UPDATED 12:00 EDT / APRIL 09 2019

CLOUD

Google brings the cream of open-source software to its cloud

Google LLC today revealed that it’s teaming up with a raft of prominent open-source software companies in a massive expansion of the number of “first class” services available on its public cloud.

Opening its annual Cloud Next conference in San Francisco today, the internet giant announced “strategic partnerships” with Confluent Inc., DataStax Inc., Elastic NV, InfluxData Inc., MongoDB Inc., Neo4J Inc. and Redis Labs Inc. The crux of the announcement is that all of these companies’ products, which are based on open-source technologies, will now be available as managed services on Google’s cloud.

Google said it’s adding these open-source platforms to its cloud in order to provide a more seamless experience for its customers with simple and unified management, billings and support services. Google will fully manage each service, with users accessing them via a single user interface from the Google Cloud Console. The services will all be billed via a single invoice.

In other words, services such as DataStax’s Apache Cassandra database will be packaged and sold in a similar fashion to Google’s own database services.

“The idea is to make it very easy to buy these services on GCP,” Manvinder Singh, head of infrastructure partnerships at Google, said in a press briefing. “The experience will be just like our first-party offerings. It essentially makes them first-class services on our platform.”

This is seen by many as quite a different approach from some other public cloud companies, such as Amazon Web Services Inc., which sells open source software as third-party offerings but doesn’t provide much by way of management or support. Amazon also has a habit of taking open source software and creating its own rival products based on it, such as it did with DocumentDB, which is a service based on MongoDB’s NoSQL database service.

Although Amazon has made moves to open up to the open-source community, Google clearly aims to trumpet its open-source chops to partner with such companies instead of competing with them, and said plans to take a hands-on approach just as it does with its own services.

“We want to provide a window for customers to come and resolve issues,” Singh explained. “These companies obviously have a lot more expertise in their respective technology areas, so we’ll be working jointly to resolve customer issues.”

James Kobielus, an analyst with SiliconANGLE sister research firm Wikibon, said the announcements acknowledges the role of open source as the foundation of most cloud applications today. “By partnering with leading open-source vendors and providing unified management, billing, and support for their platforms’ various managed services, Google is taking much of the pain out of deploying a wide range of open-source data environments within its public cloud,” he said.

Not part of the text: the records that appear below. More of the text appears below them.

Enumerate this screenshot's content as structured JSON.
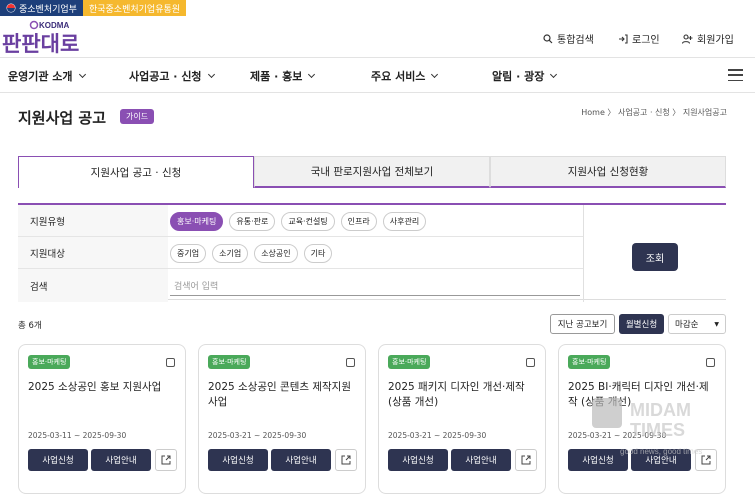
{
  "topbar": {
    "ministry": "중소벤처기업부",
    "agency": "한국중소벤처기업유통원"
  },
  "logo": {
    "brand": "KODMA",
    "name": "판판대로"
  },
  "util": {
    "search": "통합검색",
    "login": "로그인",
    "join": "회원가입"
  },
  "nav": [
    "운영기관 소개",
    "사업공고 · 신청",
    "제품 · 홍보",
    "주요 서비스",
    "알림 · 광장"
  ],
  "page": {
    "title": "지원사업 공고",
    "guide": "가이드",
    "breadcrumb": "Home 〉 사업공고 · 신청 〉 지원사업공고"
  },
  "tabs": [
    "지원사업 공고 · 신청",
    "국내 판로지원사업 전체보기",
    "지원사업 신청현황"
  ],
  "filter": {
    "type_label": "지원유형",
    "type_options": [
      "홍보·마케팅",
      "유통·판로",
      "교육·컨설팅",
      "인프라",
      "사후관리"
    ],
    "target_label": "지원대상",
    "target_options": [
      "중기업",
      "소기업",
      "소상공인",
      "기타"
    ],
    "search_label": "검색",
    "search_placeholder": "검색어 입력",
    "query_button": "조회"
  },
  "list": {
    "count": "총 6개",
    "past_button": "지난 공고보기",
    "status_button": "월별신청",
    "sort": "마감순"
  },
  "cards": [
    {
      "tag": "홍보·마케팅",
      "title": "2025 소상공인 홍보 지원사업",
      "date": "2025-03-11 ~ 2025-09-30",
      "apply": "사업신청",
      "info": "사업안내"
    },
    {
      "tag": "홍보·마케팅",
      "title": "2025 소상공인 콘텐츠 제작지원사업",
      "date": "2025-03-21 ~ 2025-09-30",
      "apply": "사업신청",
      "info": "사업안내"
    },
    {
      "tag": "홍보·마케팅",
      "title": "2025 패키지 디자인 개선·제작 (상품 개선)",
      "date": "2025-03-21 ~ 2025-09-30",
      "apply": "사업신청",
      "info": "사업안내"
    },
    {
      "tag": "홍보·마케팅",
      "title": "2025 BI·캐릭터 디자인 개선·제작 (상품 개선)",
      "date": "2025-03-21 ~ 2025-09-30",
      "apply": "사업신청",
      "info": "사업안내"
    }
  ],
  "watermark": {
    "line1": "MIDAM",
    "line2": "TIMES",
    "slogan": "good news, good times"
  },
  "colors": {
    "accent": "#8a4fb3",
    "dark_button": "#2e3451",
    "tag_green": "#4aa95a",
    "top_navy": "#1d3f7a",
    "top_yellow": "#f5b82e"
  }
}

The partnerships are important for Google because for a long time it has been criticized for not really understanding the needs of the enterprise and therefore not adequately serving such companies, said Holger Mueller, an analyst with Constellation Research Inc. But these criticisms are probably unfair on Google at this juncture, he said, since today’s announcement shows that it does indeed understand what enterprises want.

“This is exactly what executives want to run their next-generation applications,” Mueller said. “As with all new offerings, we now have to see what interest there is. But Google has certainly brought some very high-in-demand partners to the table.

But Mueller noted that joint support efforts are tricky. “The devil always lies in the details, but it is nothing that Google and it’s partners cannot sort out,” he said.

The open-source services will be sold via the Google Cloud Marketplace and integrated with native Google services such as Stackdriver for monitoring and Cloud Identity & Access Management for security purposes when they become available in the next few months.